01:198:210 Data management for Data Science
- Course Number: 01:198:210
- Instructor: Sesh Venugopal
- Course Type: Undergraduate
- Semester 1: SPRING
- Credits: 4
This course is intended to be the third offering in the sequence of courses for the SAS Data Science Certificate program. It is designed to provide students with the knowledge and skills needed to acquire and curate real word data, to explore the data to discover patterns and distributions, and to manage large datasets with databases.
Students will learn the minimal aspects of Python as needed to acquire and curate datasets. Much of their work will be done using Python libraries that deliver maximum benefit with minimal programming effort: to get data from various online data sources online, detect which aspects of data are uncurated or unreliable and understand why it is so, learn various domain independent and domain dependent ways to curate the data, and get the curated data into a form that can be explored, managed and analyzed. Students will also learn how to get datasets into database-ready form and do basic analysis of such datasets using relational databases and SQL, and NoSQL databases.
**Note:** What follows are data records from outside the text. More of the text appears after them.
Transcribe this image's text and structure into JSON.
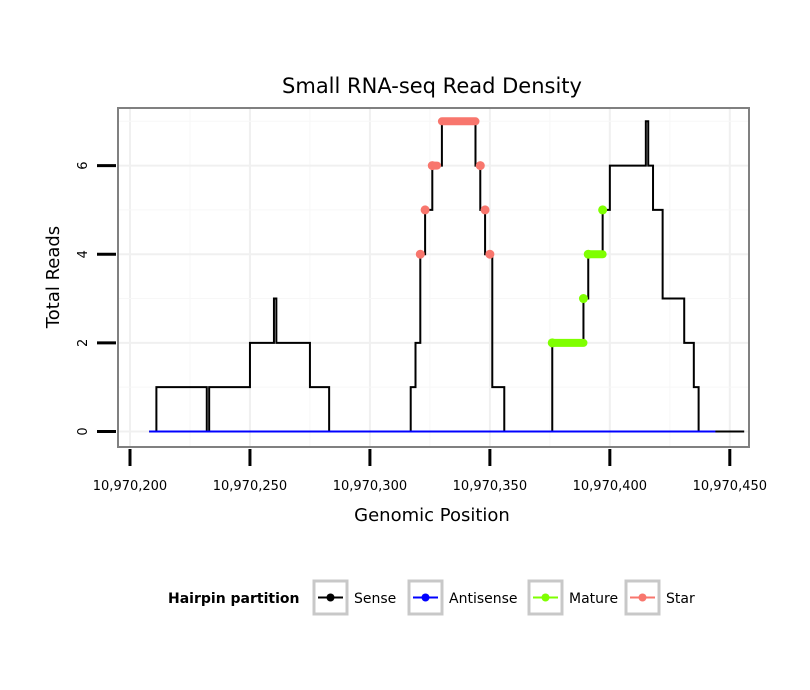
{
  "chart_data": {
    "type": "line",
    "title": "Small RNA-seq Read Density",
    "xlabel": "Genomic Position",
    "ylabel": "Total Reads",
    "xlim": [
      10970195,
      10970458
    ],
    "ylim": [
      -0.35,
      7.3
    ],
    "x_ticks": [
      10970200,
      10970250,
      10970300,
      10970350,
      10970400,
      10970450
    ],
    "x_tick_labels": [
      "10,970,200",
      "10,970,250",
      "10,970,300",
      "10,970,350",
      "10,970,400",
      "10,970,450"
    ],
    "y_ticks": [
      0,
      2,
      4,
      6
    ],
    "y_tick_labels": [
      "0",
      "2",
      "4",
      "6"
    ],
    "grid": true,
    "legend": {
      "title": "Hairpin partition",
      "position": "bottom",
      "entries": [
        "Sense",
        "Antisense",
        "Mature",
        "Star"
      ]
    },
    "series": [
      {
        "name": "Sense",
        "color": "#000000",
        "step": [
          [
            10970208,
            0
          ],
          [
            10970211,
            1
          ],
          [
            10970232,
            0
          ],
          [
            10970233,
            1
          ],
          [
            10970250,
            2
          ],
          [
            10970260,
            3
          ],
          [
            10970261,
            2
          ],
          [
            10970275,
            1
          ],
          [
            10970283,
            0
          ],
          [
            10970317,
            1
          ],
          [
            10970319,
            2
          ],
          [
            10970321,
            4
          ],
          [
            10970323,
            5
          ],
          [
            10970326,
            6
          ],
          [
            10970330,
            7
          ],
          [
            10970344,
            6
          ],
          [
            10970346,
            5
          ],
          [
            10970348,
            4
          ],
          [
            10970351,
            1
          ],
          [
            10970356,
            0
          ],
          [
            10970376,
            2
          ],
          [
            10970389,
            3
          ],
          [
            10970391,
            4
          ],
          [
            10970397,
            5
          ],
          [
            10970400,
            6
          ],
          [
            10970415,
            7
          ],
          [
            10970416,
            6
          ],
          [
            10970418,
            5
          ],
          [
            10970422,
            3
          ],
          [
            10970431,
            2
          ],
          [
            10970435,
            1
          ],
          [
            10970437,
            0
          ]
        ],
        "x_end": 10970456
      },
      {
        "name": "Antisense",
        "color": "#0000ff",
        "step": [
          [
            10970208,
            0
          ]
        ],
        "x_end": 10970444
      },
      {
        "name": "Mature",
        "color": "#7fff00",
        "points": [
          [
            10970376,
            2
          ],
          [
            10970389,
            3
          ],
          [
            10970391,
            4
          ],
          [
            10970397,
            5
          ]
        ],
        "runs": [
          [
            10970376,
            10970389,
            2
          ],
          [
            10970391,
            10970397,
            4
          ]
        ]
      },
      {
        "name": "Star",
        "color": "#f8766d",
        "points": [
          [
            10970321,
            4
          ],
          [
            10970323,
            5
          ],
          [
            10970326,
            6
          ],
          [
            10970346,
            6
          ],
          [
            10970348,
            5
          ],
          [
            10970350,
            4
          ]
        ],
        "runs": [
          [
            10970326,
            10970328,
            6
          ],
          [
            10970330,
            10970344,
            7
          ]
        ]
      }
    ]
  }
}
The course content is designed to be accessible to all SAS students regardless of their major. Although the course has CS 111 as one of the pre-requisites (for Computer Science students), it does not require students to have any programming experience, since in the other pre-requisite course (CS 142), students are only nominally exposed to R.
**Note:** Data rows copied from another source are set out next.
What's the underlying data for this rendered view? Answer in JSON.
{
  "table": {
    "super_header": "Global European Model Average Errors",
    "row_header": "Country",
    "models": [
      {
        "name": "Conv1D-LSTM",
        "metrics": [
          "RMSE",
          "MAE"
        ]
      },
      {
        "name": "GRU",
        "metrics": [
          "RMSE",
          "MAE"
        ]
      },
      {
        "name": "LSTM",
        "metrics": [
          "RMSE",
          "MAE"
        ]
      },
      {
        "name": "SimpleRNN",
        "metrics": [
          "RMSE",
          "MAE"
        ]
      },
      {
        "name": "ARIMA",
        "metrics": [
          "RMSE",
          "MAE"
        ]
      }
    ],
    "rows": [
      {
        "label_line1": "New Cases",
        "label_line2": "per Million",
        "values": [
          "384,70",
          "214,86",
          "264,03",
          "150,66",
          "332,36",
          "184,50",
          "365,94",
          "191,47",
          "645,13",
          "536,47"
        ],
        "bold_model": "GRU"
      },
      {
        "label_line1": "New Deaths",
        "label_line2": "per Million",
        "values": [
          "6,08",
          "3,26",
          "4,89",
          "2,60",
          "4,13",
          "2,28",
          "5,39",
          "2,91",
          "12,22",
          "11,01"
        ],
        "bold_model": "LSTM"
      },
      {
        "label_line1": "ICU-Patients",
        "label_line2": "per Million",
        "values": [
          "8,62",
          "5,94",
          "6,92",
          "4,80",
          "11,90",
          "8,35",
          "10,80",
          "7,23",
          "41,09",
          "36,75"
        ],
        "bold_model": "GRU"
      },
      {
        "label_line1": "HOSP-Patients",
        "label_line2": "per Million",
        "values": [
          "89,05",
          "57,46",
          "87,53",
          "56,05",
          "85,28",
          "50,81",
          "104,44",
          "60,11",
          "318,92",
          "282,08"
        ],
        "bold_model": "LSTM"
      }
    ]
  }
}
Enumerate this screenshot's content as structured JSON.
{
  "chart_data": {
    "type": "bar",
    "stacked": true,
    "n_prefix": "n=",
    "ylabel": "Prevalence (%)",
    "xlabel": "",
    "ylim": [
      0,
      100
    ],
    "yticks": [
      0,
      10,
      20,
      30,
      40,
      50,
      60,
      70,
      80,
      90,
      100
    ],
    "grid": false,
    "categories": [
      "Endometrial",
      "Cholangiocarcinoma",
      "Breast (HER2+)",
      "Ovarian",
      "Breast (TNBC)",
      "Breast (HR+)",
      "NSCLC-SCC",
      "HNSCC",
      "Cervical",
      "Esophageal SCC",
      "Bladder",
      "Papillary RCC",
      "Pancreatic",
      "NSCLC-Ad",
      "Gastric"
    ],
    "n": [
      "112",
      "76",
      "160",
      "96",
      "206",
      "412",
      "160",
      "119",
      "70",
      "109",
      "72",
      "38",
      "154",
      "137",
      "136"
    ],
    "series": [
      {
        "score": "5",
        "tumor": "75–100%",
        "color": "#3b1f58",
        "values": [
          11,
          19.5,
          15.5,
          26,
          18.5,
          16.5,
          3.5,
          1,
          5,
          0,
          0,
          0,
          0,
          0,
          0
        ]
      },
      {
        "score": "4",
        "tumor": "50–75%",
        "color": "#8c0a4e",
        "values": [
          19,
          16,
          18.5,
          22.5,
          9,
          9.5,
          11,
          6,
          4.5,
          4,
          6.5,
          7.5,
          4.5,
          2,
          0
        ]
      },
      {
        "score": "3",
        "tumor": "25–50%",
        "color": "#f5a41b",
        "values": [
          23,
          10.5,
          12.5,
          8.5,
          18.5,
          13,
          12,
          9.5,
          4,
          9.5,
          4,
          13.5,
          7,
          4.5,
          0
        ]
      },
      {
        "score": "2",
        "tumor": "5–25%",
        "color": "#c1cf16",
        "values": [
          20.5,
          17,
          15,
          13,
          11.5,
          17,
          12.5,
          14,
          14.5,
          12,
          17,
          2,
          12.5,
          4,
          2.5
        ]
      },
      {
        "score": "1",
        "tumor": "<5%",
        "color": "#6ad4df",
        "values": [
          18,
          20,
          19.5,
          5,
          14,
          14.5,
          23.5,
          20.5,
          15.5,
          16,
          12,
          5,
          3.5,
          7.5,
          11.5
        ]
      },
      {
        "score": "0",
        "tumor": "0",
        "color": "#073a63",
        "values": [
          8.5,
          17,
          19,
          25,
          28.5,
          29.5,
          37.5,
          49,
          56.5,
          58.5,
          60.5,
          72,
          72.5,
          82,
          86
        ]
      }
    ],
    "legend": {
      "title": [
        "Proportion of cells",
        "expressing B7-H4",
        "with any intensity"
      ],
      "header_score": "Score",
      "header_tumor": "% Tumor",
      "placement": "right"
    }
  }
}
- Prerequisite Information:
Prerequisites: CS 142 (Data 101: Data Literacy) OR CS 111 (Introduction to Computer Science)
- Expected Work: To assess that students have acquired basic literacy in all the concepts, tools, and techniques they are taught, they will be given 6 quizzes periodically through the semester (typically bi-weekly), of which the lowest scoring quiz will be dropped for grading. Students are expected to work on 4-5 homework assignments through the semester. These assignments are intended for the student to learn by doing—data management is very much a hands-on experience. By doing the assignments, students will learn firsthand how to seek out various data sources; get data from such sources; curate, structure, visualize/explore/discover, and manage such data. Each assignment will typically have a 2 to 3-week window for submission. The assignments will be done either individually or in groups. Students will be required to do one course project, in groups. They will start working on the project midway through the semester. Each group will elect to pick one rich data source from which they will acquire data, curate/structure/explore the data, and present the results of their analysis and discovery. Each group will be required to use a particular subset of concepts and tools they have learned in the course that most effectively apply to their choice of data source and dataset. Student groups will submit their project in incremental stages, each of which will be graded with feedback to keep them on track for successful completion. The final exam will assess the student’s ability to put together the concepts and tools they have learned in the course in solving a range of very particular and localized data management problems arising in various real-world scenarios.
No required text.
Content for the Python part of the course will be made available via Jupyter notebooks, online documentation (usage samples and APIs accessible from within Jupyter notebooks, and other external sites), and various online data sources.